Part of the debate – in the Senedd at 3:20 pm on 5 December 2017.
The right-to-buy policy has been extremely successful across the UK, and especially in Wales, because it responded to the aspirations of those on lower incomes to purchase their own homes. As I have consistently argued, the problems with the housing market have arisen due to a lack of housing supply, and especially in Wales—not because of the 300 or 400 homes that are now annually sold under the right-to-buy schemes. Some 139,000 council and housing association homes in Wales have been sold since the right to buy was introduced in 1980 under Margaret Thatcher's Conservative Government—139,000 homes in Wales; a remarkably successful policy. How could you have a better test of a policy's relevance and success?
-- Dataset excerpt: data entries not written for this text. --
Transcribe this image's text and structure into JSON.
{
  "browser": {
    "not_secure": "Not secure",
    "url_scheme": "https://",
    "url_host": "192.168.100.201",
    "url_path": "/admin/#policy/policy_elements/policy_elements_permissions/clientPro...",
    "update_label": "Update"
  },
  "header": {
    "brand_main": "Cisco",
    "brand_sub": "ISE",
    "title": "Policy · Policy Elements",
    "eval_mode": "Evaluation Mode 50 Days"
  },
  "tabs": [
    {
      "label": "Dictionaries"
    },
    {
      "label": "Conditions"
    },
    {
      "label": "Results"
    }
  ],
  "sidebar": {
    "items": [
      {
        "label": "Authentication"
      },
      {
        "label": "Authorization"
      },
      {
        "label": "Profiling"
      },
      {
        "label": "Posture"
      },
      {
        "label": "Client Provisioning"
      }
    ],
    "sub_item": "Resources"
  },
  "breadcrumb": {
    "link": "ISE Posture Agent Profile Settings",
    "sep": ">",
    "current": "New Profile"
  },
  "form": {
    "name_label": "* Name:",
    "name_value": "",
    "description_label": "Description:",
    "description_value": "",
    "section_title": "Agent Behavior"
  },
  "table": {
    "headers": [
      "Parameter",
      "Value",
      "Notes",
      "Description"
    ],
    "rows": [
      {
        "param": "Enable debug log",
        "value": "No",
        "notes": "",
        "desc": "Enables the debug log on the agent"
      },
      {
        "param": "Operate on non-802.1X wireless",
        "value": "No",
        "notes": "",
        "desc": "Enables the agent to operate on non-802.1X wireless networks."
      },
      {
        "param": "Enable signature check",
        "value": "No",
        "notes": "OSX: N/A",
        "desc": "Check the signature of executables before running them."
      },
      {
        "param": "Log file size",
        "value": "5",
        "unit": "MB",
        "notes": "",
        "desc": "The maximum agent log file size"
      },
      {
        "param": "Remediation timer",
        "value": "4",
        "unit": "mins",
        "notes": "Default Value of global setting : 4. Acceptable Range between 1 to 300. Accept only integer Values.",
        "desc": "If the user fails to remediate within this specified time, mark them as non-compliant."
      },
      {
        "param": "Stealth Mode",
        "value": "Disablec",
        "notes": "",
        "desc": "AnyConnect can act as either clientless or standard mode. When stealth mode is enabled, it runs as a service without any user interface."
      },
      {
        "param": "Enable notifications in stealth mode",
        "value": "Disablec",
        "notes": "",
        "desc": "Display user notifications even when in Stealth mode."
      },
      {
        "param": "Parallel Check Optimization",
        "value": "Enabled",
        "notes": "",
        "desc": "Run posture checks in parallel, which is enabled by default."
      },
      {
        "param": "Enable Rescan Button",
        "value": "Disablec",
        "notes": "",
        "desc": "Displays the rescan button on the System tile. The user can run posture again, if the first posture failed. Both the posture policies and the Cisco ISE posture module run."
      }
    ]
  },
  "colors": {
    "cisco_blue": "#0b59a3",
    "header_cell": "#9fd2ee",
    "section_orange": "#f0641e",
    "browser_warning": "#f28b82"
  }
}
The Welsh Conservatives, Deputy Llywydd, have tried to offer sensible ideas of reform for this popular policy so that abolition could be avoided. The Welsh Government has not been prepared to listen, and we regret this. We then attempted to make this right to buy abolition Bill fairer. We tried to provide a fairer outcome for those tenants in the currently suspended areas so that they, too, could get one last chance to purchase their property—denied to them.
We also offered an amendment with the intention of limiting the Act's operation to 10 years, following which the Welsh Ministers may lay regulations proposing that the abolition is made permanent. We did this because the Welsh Government made it clear in committee that it was not against the right to buy in principle. So, I tested this point—but alas, again, denied. No response.
Another amendment that would've ensured that the abolition of the right to buy and associated rights may not have come into effect until at least two years after the Bill receives Royal Assent was also denied, despite the fact that this was what happened in Scotland to allow a calm period of transition. These amendments were laid in response to the views of tenants throughout Wales who want more house building and would prefer alternative solutions to permanent abolition. Instead, this Bill intends to take their aspiration of home ownership away from them forever.
Deputy Presiding Officer, should we get the opportunity, the Welsh Conservatives will aim to reintroduce the right-to-buy policy with a reformed structure for the modern housing climate. These reforms would include ring-fencing the right-to-buy receipts so that they are reinvested into new social housing stock and removing the right to buy's applicability to new housing stock until it has been rented to a social tenant for a certain number of years.
In conclusion, this Bill does not serve the people of Wales well. It serves rather a narrow, left-wing ideology, oblivious to all the evidence and decades of success in its application as a policy. We will go on reflecting the aspirations of many tenants. Even at this stage, I urge Members to reject this Bill.